Les médias doivent également être conscients qu’ils ont un majeur pour « coordonner efficacement » la société et conduire à des opinions majoritaires éclairées et guidées par des évidences. Il sera impossible d’espérer une quelconque unité d’action sans leurs concours.
Or ces médias, notamment ceux privés, seront dans le temps fragilisés par la crise. Avec la crise économique qui s’annonce à l’horizon, les recettes publicitaires des médias pourraient drastiquement baisser. Les recettes liées aux couvertures d’évènements vont disparaitre. C’est pourquoi, le plan de soutien de l’Etat devrait intégrer quelques lignes spécifiques pour ces médias. Cela étant dit, ce soutien devrait se faire dans le respect de l’indépendance des médias privés et de la pluralité des opinions. Il n’est pas question ici d’en faire des instruments de propagande.
Un tel soutien s’inscrirait juste dans un soutien à la diffusion de l’information dans un contexte de crise pour éviter que les rumeurs et les théories de complot ne prennent le dessus.
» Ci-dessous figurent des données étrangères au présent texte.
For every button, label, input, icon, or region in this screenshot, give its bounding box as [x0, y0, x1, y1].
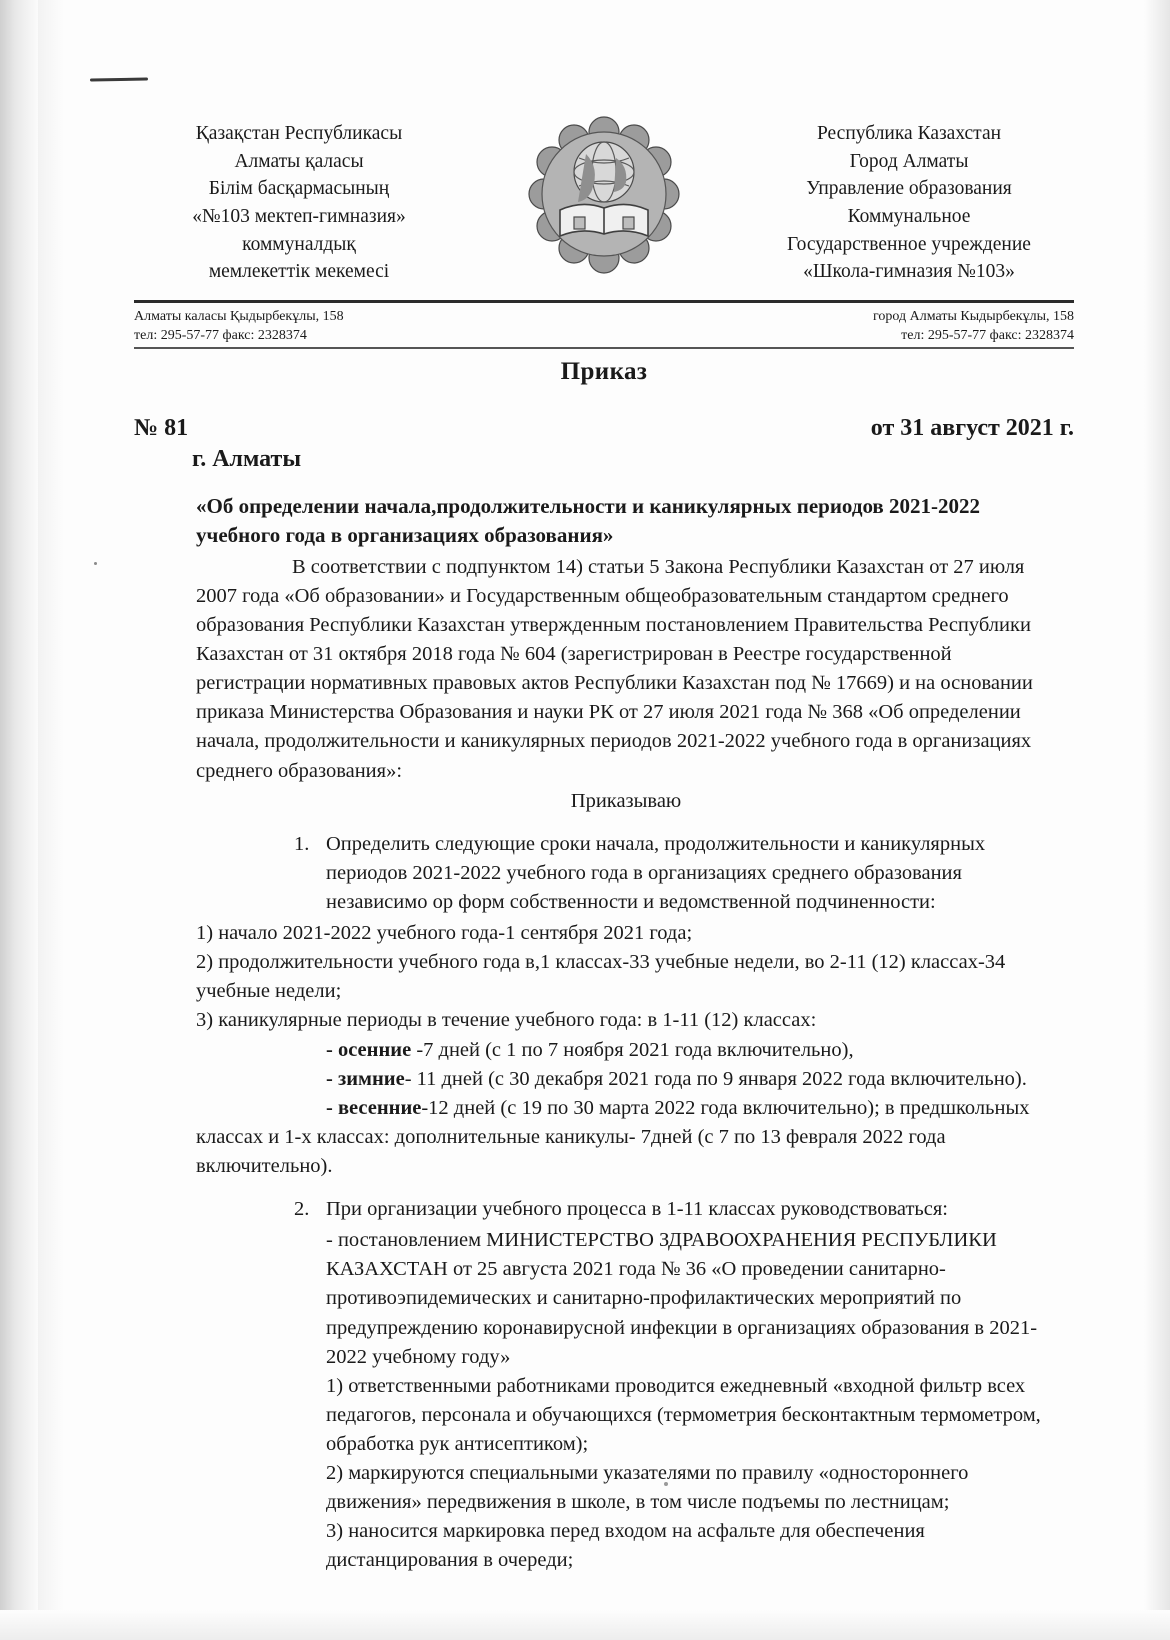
order-item-1-sub-1: 1) начало 2021-2022 учебного года-1 сентября 2021 года; [196, 922, 693, 945]
address-left-line-2: тел: 295-57-77 факс: 2328374 [134, 327, 307, 343]
address-right [873, 308, 1074, 346]
letterhead-kk-line-1: Қазақстан Республикасы [195, 123, 403, 144]
school-emblem-icon [524, 114, 684, 282]
order-city: г. Алматы [192, 446, 302, 472]
letterhead-ru-line-1: Республика Казахстан [816, 123, 1002, 144]
letterhead-kazakh [134, 120, 464, 286]
order-subject: «Об определении начала,продолжительности и каникулярных периодов 2021-2022 учебного года в организациях образования» [196, 494, 981, 548]
order-item-2-text: При организации учебного процесса в 1-11 классах руководствоваться: [326, 1198, 948, 1221]
letterhead-kk-line-5: коммуналдық [242, 233, 356, 255]
address-left-line-1: Алматы каласы Қыдырбекұлы, 158 [134, 309, 344, 324]
address-divider [134, 347, 1074, 349]
vacation-winter-label: - зимние [326, 1067, 405, 1090]
letterhead-kk-line-2: Алматы қаласы [234, 150, 364, 172]
address-right-line-2: тел: 295-57-77 факс: 2328374 [901, 327, 1074, 343]
order-item-2 [196, 1195, 1056, 1224]
scan-edge-left-inner [38, 0, 64, 1640]
letterhead-ru-line-2: Город Алматы [849, 150, 969, 172]
letterhead-kk-line-4: «№103 мектеп-гимназия» [192, 206, 406, 228]
order-date: от 31 август 2021 г. [870, 415, 1074, 441]
order-item-2-line-2: 1) ответственными работниками проводится ежедневный «входной фильтр всех педагогов, персонала и обучающихся (термометрия бесконтактным термометром, обработка рук антисептиком); [326, 1374, 1041, 1455]
vacation-spring [196, 1094, 1056, 1123]
letterhead [134, 120, 1074, 286]
scan-edge-left [0, 0, 38, 1640]
vacation-winter [196, 1065, 1056, 1094]
letterhead-ru-line-4: Коммунальное [847, 206, 971, 228]
letterhead-russian [744, 120, 1074, 286]
document-title: Приказ [560, 358, 648, 385]
order-item-1-sub-3: 3) каникулярные периоды в течение учебного года: в 1-11 (12) классах: [196, 1009, 817, 1032]
vacation-spring-text: -12 дней (с 19 по 30 марта 2022 года включительно); в предшкольных [421, 1096, 1030, 1119]
document-body [196, 492, 1056, 1576]
document-content [64, 0, 1144, 1640]
vacation-autumn [196, 1036, 1056, 1065]
pen-mark [90, 77, 148, 81]
vacation-extra-text: классах и 1-х классах: дополнительные каникулы- 7дней (с 7 по 13 февраля 2022 года включительно). [196, 1125, 946, 1177]
letterhead-kk-line-6: мемлекеттік мекемесі [208, 261, 390, 283]
order-item-2-line-4: 3) наносится маркировка перед входом на асфальте для обеспечения дистанцирования в очереди; [326, 1520, 925, 1572]
order-item-1-text: Определить следующие сроки начала, продолжительности и каникулярных периодов 2021-2022 учебного года в организациях среднего образования независимо ор форм собственности и ведомственной подчиненности: [326, 832, 986, 913]
order-item-2-line-3: 2) маркируются специальными указателями по правилу «одностороннего движения» передвижения в школе, в том числе подъемы по лестницам; [326, 1462, 969, 1514]
order-preamble: В соответствии с подпунктом 14) статьи 5 Закона Республики Казахстан от 27 июля 2007 года «Об образовании» и Государственным общеобразовательным стандартом среднего образования Республики Казахстан утвержденным постановлением Правительства Республики Казахстан от 31 октября 2018 года № 604 (зарегистрирован в Реестре государственной регистрации нормативных правовых актов Республики Казахстан под № 17669) и на основании приказа Министерства Образования и науки РК от 27 июля 2021 года № 368 «Об определении начала, продолжительности и каникулярных периодов 2021-2022 учебного года в организациях среднего образования»: [196, 555, 1033, 782]
order-items-list-2 [196, 1195, 1056, 1224]
scan-edge-right [1144, 0, 1170, 1640]
vacation-spring-label: - весенние [326, 1096, 422, 1119]
order-item-1 [196, 830, 1056, 917]
order-word: Приказываю [570, 789, 682, 812]
address-left [134, 308, 344, 346]
letterhead-ru-line-3: Управление образования [806, 178, 1012, 200]
letterhead-kk-line-3: Білім басқармасының [208, 178, 390, 200]
order-item-2-line-1: - постановлением МИНИСТЕРСТВО ЗДРАВООХРАНЕНИЯ РЕСПУБЛИКИ КАЗАХСТАН от 25 августа 2021 года № 36 «О проведении санитарно-противоэпидемических и санитарно-профилактических мероприятий по предупреждению коронавирусной инфекции в организациях образования в 2021-2022 учебному году» [326, 1229, 1038, 1368]
letterhead-divider [134, 300, 1074, 303]
order-number-row [134, 415, 1074, 442]
order-item-1-sub-2: 2) продолжительности учебного года в,1 классах-33 учебные недели, во 2-11 (12) классах-34 учебные недели; [196, 951, 1006, 1003]
address-block [134, 308, 1074, 346]
vacation-winter-text: - 11 дней (с 30 декабря 2021 года по 9 января 2022 года включительно). [404, 1067, 1027, 1090]
order-items-list [196, 830, 1056, 917]
letterhead-ru-line-6: «Школа-гимназия №103» [803, 261, 1015, 283]
vacation-autumn-label: - осенние [326, 1038, 412, 1061]
order-number: № 81 [134, 415, 189, 441]
scan-artifact-dot [94, 562, 97, 565]
letterhead-ru-line-5: Государственное учреждение [787, 233, 1031, 255]
vacation-autumn-text: -7 дней (с 1 по 7 ноября 2021 года включительно), [411, 1038, 854, 1061]
address-right-line-1: город Алматы Кыдырбекұлы, 158 [873, 309, 1074, 324]
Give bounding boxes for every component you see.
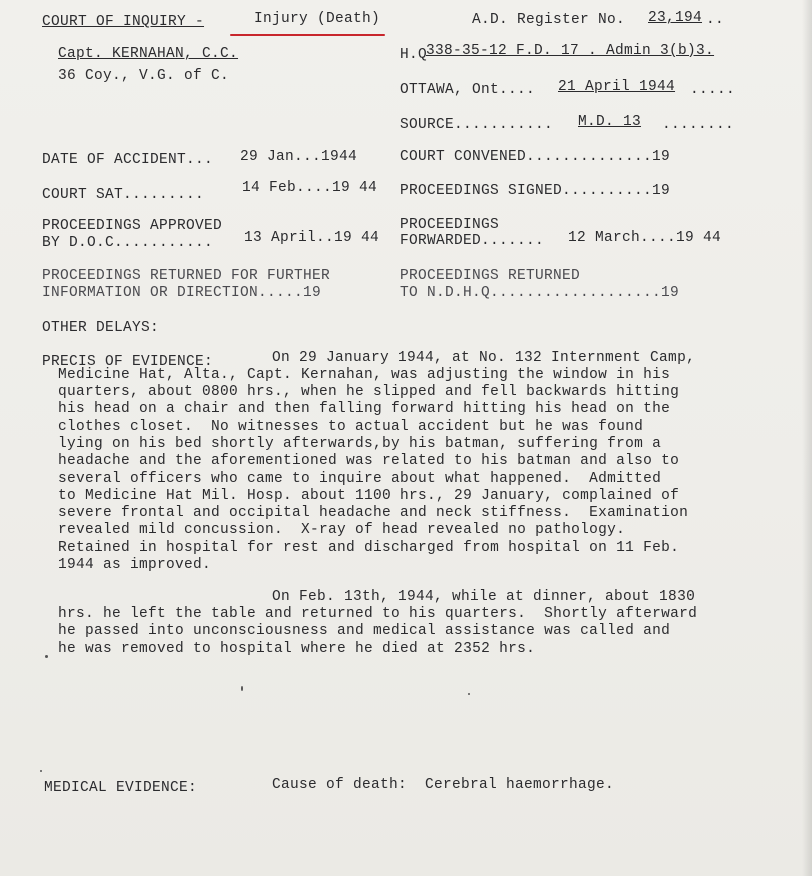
para2-first-line: On Feb. 13th, 1944, while at dinner, about 1830: [272, 589, 696, 605]
officer-unit: 36 Coy., V.G. of C.: [58, 68, 230, 84]
approved-value: 13 April..19 44: [244, 230, 380, 246]
returned-ndhq-line1: PROCEEDINGS RETURNED: [400, 268, 581, 284]
forwarded-label-line1: PROCEEDINGS: [400, 217, 500, 233]
register-tail: ..: [706, 12, 725, 28]
para2-line: he passed into unconsciousness and medical assistance was called and: [58, 623, 671, 640]
city-tail: .....: [690, 82, 736, 98]
other-delays-label: OTHER DELAYS:: [42, 320, 160, 336]
city-label: OTTAWA, Ont....: [400, 82, 536, 98]
precis-line: to Medicine Hat Mil. Hosp. about 1100 hrs., 29 January, complained of: [58, 487, 680, 504]
precis-line: clothes closet. No witnesses to actual accident but he was found: [58, 418, 644, 435]
approved-label-line2: BY D.O.C...........: [42, 235, 214, 251]
register-number: 23,194: [648, 10, 703, 26]
returned-further-line2: INFORMATION OR DIRECTION.....19: [42, 285, 322, 301]
returned-further-line1: PROCEEDINGS RETURNED FOR FURTHER: [42, 268, 331, 284]
date-of-accident-value: 29 Jan...1944: [240, 149, 358, 165]
inquiry-subject: Injury (Death): [254, 11, 381, 27]
precis-line: headache and the aforementioned was related to his batman and also to: [58, 453, 680, 470]
proceedings-signed-label: PROCEEDINGS SIGNED..........19: [400, 183, 671, 199]
precis-line: lying on his bed shortly afterwards,by his batman, suffering from a: [58, 435, 662, 452]
precis-line: revealed mild concussion. X-ray of head revealed no pathology.: [58, 522, 626, 539]
court-of-inquiry-title: COURT OF INQUIRY -: [42, 14, 205, 30]
para2-line: he was removed to hospital where he died at 2352 hrs.: [58, 640, 536, 657]
paper-speck: [468, 693, 470, 695]
register-label: A.D. Register No.: [472, 12, 626, 28]
court-sat-value: 14 Feb....19 44: [242, 180, 378, 196]
court-sat-label: COURT SAT.........: [42, 187, 205, 203]
precis-second-line: Medicine Hat, Alta., Capt. Kernahan, was adjusting the window in his: [58, 367, 671, 383]
medical-evidence-text: Cause of death: Cerebral haemorrhage.: [272, 777, 615, 793]
precis-first-line: On 29 January 1944, at No. 132 Internment Camp,: [272, 350, 696, 366]
officer-name: Capt. KERNAHAN, C.C.: [58, 46, 239, 62]
forwarded-label-line2: FORWARDED.......: [400, 233, 545, 249]
precis-line: severe frontal and occipital headache and neck stiffness. Examination: [58, 505, 689, 522]
precis-line: several officers who came to inquire about what happened. Admitted: [58, 470, 662, 487]
hq-file-number: 338-35-12 F.D. 17 . Admin 3(b)3.: [426, 43, 715, 59]
source-tail: ........: [662, 117, 735, 133]
red-underline: [230, 34, 385, 36]
medical-evidence-label: MEDICAL EVIDENCE:: [44, 780, 198, 796]
precis-line: 1944 as improved.: [58, 557, 212, 573]
precis-label: PRECIS OF EVIDENCE:: [42, 354, 214, 370]
precis-line: his head on a chair and then falling forward hitting his head on the: [58, 401, 671, 418]
paper-speck: [45, 655, 48, 658]
city-date: 21 April 1944: [558, 79, 676, 95]
precis-line: quarters, about 0800 hrs., when he slipped and fell backwards hitting: [58, 384, 680, 400]
paper-speck: [241, 686, 243, 691]
source-value: M.D. 13: [578, 114, 642, 130]
para2-line: hrs. he left the table and returned to his quarters. Shortly afterward: [58, 606, 698, 622]
returned-ndhq-line2: TO N.D.H.Q...................19: [400, 285, 680, 301]
precis-line: Retained in hospital for rest and discharged from hospital on 11 Feb.: [58, 539, 680, 556]
court-convened-label: COURT CONVENED..............19: [400, 149, 671, 165]
date-of-accident-label: DATE OF ACCIDENT...: [42, 152, 214, 168]
forwarded-value: 12 March....19 44: [568, 230, 722, 246]
paper-speck: [40, 770, 42, 772]
source-label: SOURCE...........: [400, 117, 554, 133]
hq-prefix: H.Q: [400, 47, 428, 63]
approved-label-line1: PROCEEDINGS APPROVED: [42, 218, 223, 234]
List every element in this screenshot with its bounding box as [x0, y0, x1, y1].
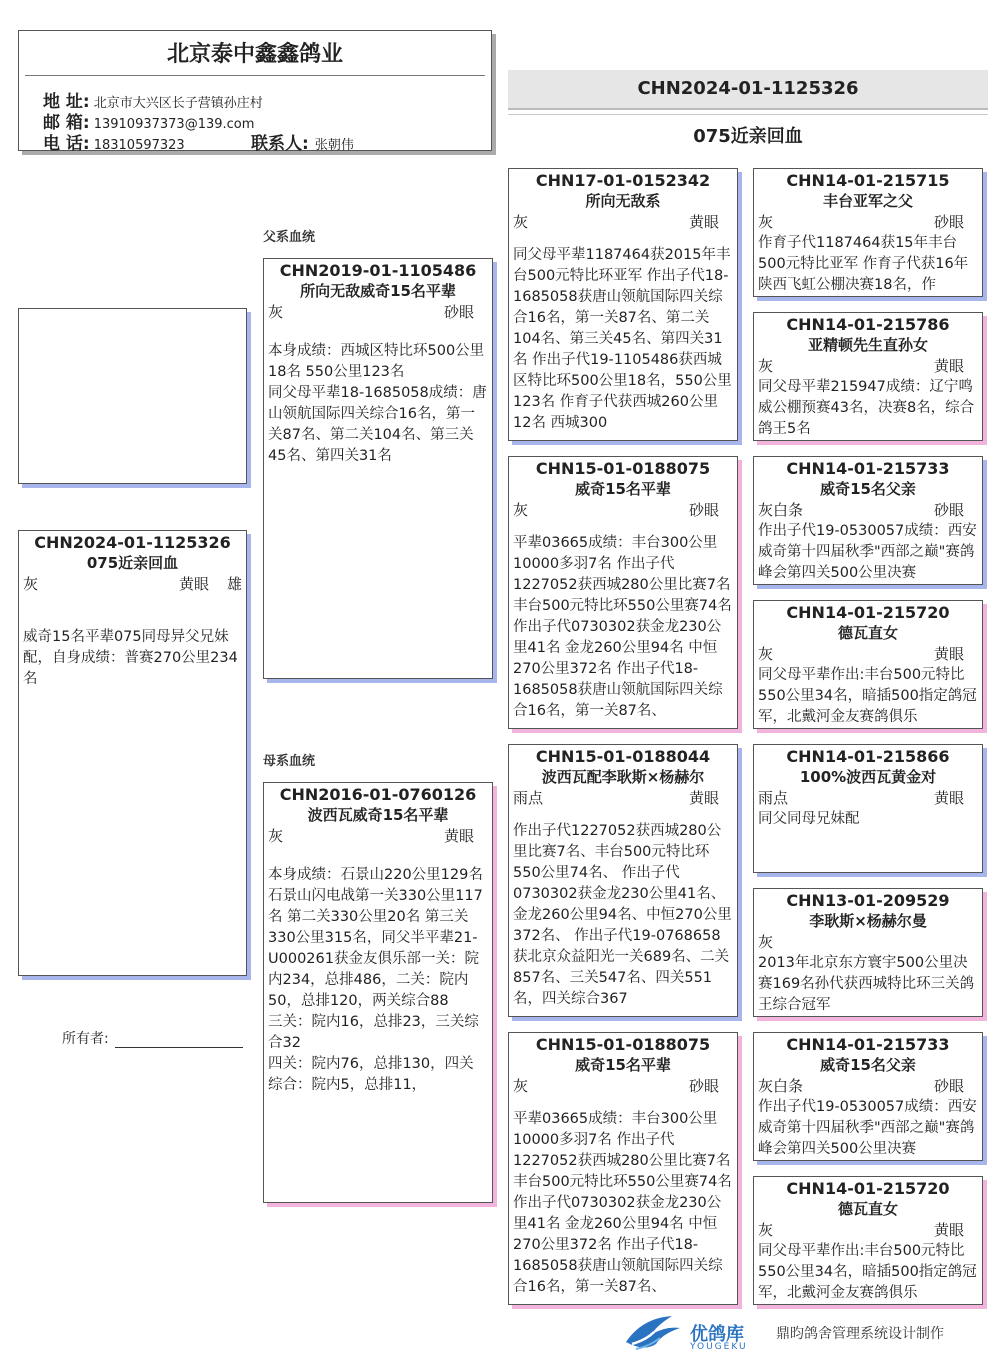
gg-ring: CHN14-01-215715 — [786, 171, 950, 190]
subject-note: 威奇15名平辈075同母异父兄妹配，自身成绩：普赛270公里234名 — [23, 629, 238, 687]
grand-note: 同父母平辈1187464获2015年丰台500元特比环亚军 作出子代18-1685058获唐山领航国际四关综合16名，第一关87名、第二关104名、第三关45名、第四关31名 作出子代19-1105486获西城区特比环500公里18名，550公里123名 作育子代获西城260公里12名 西城300 — [513, 247, 732, 431]
gg-color: 灰白条 — [758, 1077, 804, 1095]
breeder-header — [18, 30, 492, 154]
gg-eye: 砂眼 — [933, 501, 964, 519]
gg-name: 德瓦直女 — [837, 624, 898, 642]
grandsire-paternal-card — [508, 168, 738, 441]
brand-logo-icon — [622, 1312, 684, 1354]
grand-eye: 砂眼 — [688, 501, 719, 519]
owner-label: 所有者: — [62, 1031, 109, 1047]
grand-color: 灰 — [513, 501, 529, 519]
grand-name: 波西瓦配李耿斯×杨赫尔 — [541, 768, 705, 786]
dam-note: 本身成绩：石景山220公里129名 石景山闪电战第一关330公里117名 第二关330公里20名 第三关330公里315名，同父半平辈21-U000261获金友俱乐部一关：院内234，总排486，二关：院内50，总排120，两关综合88 三关：院内16，总排23，三关综合32 四关：院内76，总排130，四关综合：院内5，总排11， — [268, 867, 483, 1093]
phone-label: 电 话: — [43, 134, 90, 154]
phone-row — [43, 129, 185, 154]
gg-note: 作育子代1187464获15年丰台500元特比亚军 作育子代获16年陕西飞虹公棚决赛18名，作 — [758, 235, 969, 293]
subject-color: 灰 — [23, 575, 39, 593]
grand-attrs — [509, 1075, 737, 1097]
brand-name-en: YOUGEKU — [690, 1342, 748, 1352]
gg-color: 灰 — [758, 933, 774, 951]
banner-divider — [508, 114, 988, 115]
grand-eye: 黄眼 — [688, 213, 719, 231]
breeder-name: 北京泰中鑫鑫鸽业 — [166, 42, 343, 67]
grand-eye: 黄眼 — [688, 789, 719, 807]
dam-ring: CHN2016-01-0760126 — [279, 785, 477, 804]
granddam-paternal-card — [508, 456, 738, 729]
dam-card — [263, 782, 493, 1203]
grand-color: 雨点 — [513, 789, 544, 807]
dam-line-label: 母系血统 — [263, 754, 316, 769]
grand-name: 威奇15名平辈 — [575, 1056, 671, 1074]
gg-attrs — [754, 355, 982, 377]
gg-ring: CHN14-01-215720 — [786, 1179, 950, 1198]
gg-attrs — [754, 1219, 982, 1241]
gg-note: 作出子代19-0530057成绩：西安威奇第十四届秋季"西部之巅"赛鸽峰会第四关500公里决赛 — [758, 1099, 977, 1157]
contact-row — [251, 129, 354, 154]
footer-credit: 鼎昀鸽舍管理系统设计制作 — [776, 1326, 944, 1342]
gg-note: 同父母平辈作出:丰台500元特比550公里34名，暗插500指定鸽冠军，北戴河金友赛鸽俱乐 — [758, 667, 977, 725]
gg-attrs — [754, 211, 982, 233]
gg-name: 李耿斯×杨赫尔曼 — [809, 912, 927, 930]
grand-note: 平辈03665成绩：丰台300公里10000多羽7名 作出子代1227052获西城280公里比赛7名 丰台500元特比环550公里赛74名 作出子代0730302获金龙230公里41名 金龙260公里94名 中恒270公里372名 作出子代18-1685058获唐山领航国际四关综合16名，第一关87名、 — [513, 535, 732, 719]
dam-color: 灰 — [268, 827, 284, 845]
gg-attrs — [754, 499, 982, 521]
sire-ring: CHN2019-01-1105486 — [279, 261, 477, 280]
address-label: 地 址: — [43, 92, 90, 112]
gg-name: 威奇15名父亲 — [820, 1056, 916, 1074]
email-label: 邮 箱: — [43, 113, 90, 133]
gg-note: 同父母平辈215947成绩：辽宁鸣威公棚预赛43名，决赛8名，综合鸽王5名 — [758, 379, 975, 437]
subject-card — [18, 530, 247, 976]
gg-ring: CHN14-01-215733 — [786, 1035, 950, 1054]
gg-name: 丰台亚军之父 — [822, 192, 913, 210]
gg-eye: 砂眼 — [933, 213, 964, 231]
gg-note: 同父母平辈作出:丰台500元特比550公里34名，暗插500指定鸽冠军，北戴河金友赛鸽俱乐 — [758, 1243, 977, 1301]
pedigree-ring-banner: CHN2024-01-1125326 — [508, 70, 988, 110]
sire-eye: 砂眼 — [443, 303, 474, 321]
great-grandparent-card — [753, 168, 983, 297]
owner-signature-line — [115, 1035, 243, 1048]
grand-color: 灰 — [513, 1077, 529, 1095]
gg-name: 德瓦直女 — [837, 1200, 898, 1218]
grand-note: 平辈03665成绩：丰台300公里10000多羽7名 作出子代1227052获西城280公里比赛7名 丰台500元特比环550公里赛74名 作出子代0730302获金龙230公里41名 金龙260公里94名 中恒270公里372名 作出子代18-1685058获唐山领航国际四关综合16名，第一关87名、 — [513, 1111, 732, 1295]
dam-attrs — [264, 825, 492, 847]
header-divider — [25, 75, 485, 76]
gg-note: 作出子代19-0530057成绩：西安威奇第十四届秋季"西部之巅"赛鸽峰会第四关500公里决赛 — [758, 523, 977, 581]
great-grandparent-card — [753, 312, 983, 441]
gg-ring: CHN14-01-215720 — [786, 603, 950, 622]
great-grandparent-card — [753, 888, 983, 1017]
brand-name: 优鸽库 — [690, 1324, 744, 1345]
sire-color: 灰 — [268, 303, 284, 321]
gg-note: 同父同母兄妹配 — [758, 811, 860, 827]
grand-ring: CHN17-01-0152342 — [535, 171, 711, 190]
sire-attrs — [264, 301, 492, 323]
gg-name: 100%波西瓦黄金对 — [799, 768, 937, 786]
gg-eye: 黄眼 — [933, 645, 964, 663]
gg-color: 雨点 — [758, 789, 789, 807]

Dans cette même perspective les opérateurs téléphoniques devraient baisser les tarifs des appels et d’internet. Cela contribuerait d’abord à faciliter la diffusion de l’information et à rendre plus supportable le confinement qui s’imposera probablement dans les semaines à venir si la situation se détériore. Il faut savoir qu’à une certaine taille que le coût marginal de la production des services téléphoniques et des services d’internet est très faible.
Donc débattons, débattons et réduisons les coûts du débat et de l’accès à l’information.
Donc, débattons, car c’est aussi la preuve que nous sommes en vie malgré la peur de mourir et que chacun de nous est à la recherche de solution pour tous.
Mamadou BARRY, Economiste, PhD
Enseignant Chercheur
[1] La vérité est que même les Etats sont à la recherche de solution. Donc, confier tout à l’Etat correspondrait à plus une démission à un moment où la nation a besoin des idées et ressources de tout un chacun.
[2] Cité par A. Sen (1999) dans « Un nouveau modèle économique : Développement, Justice Liberté », Paris, Odile Jacob.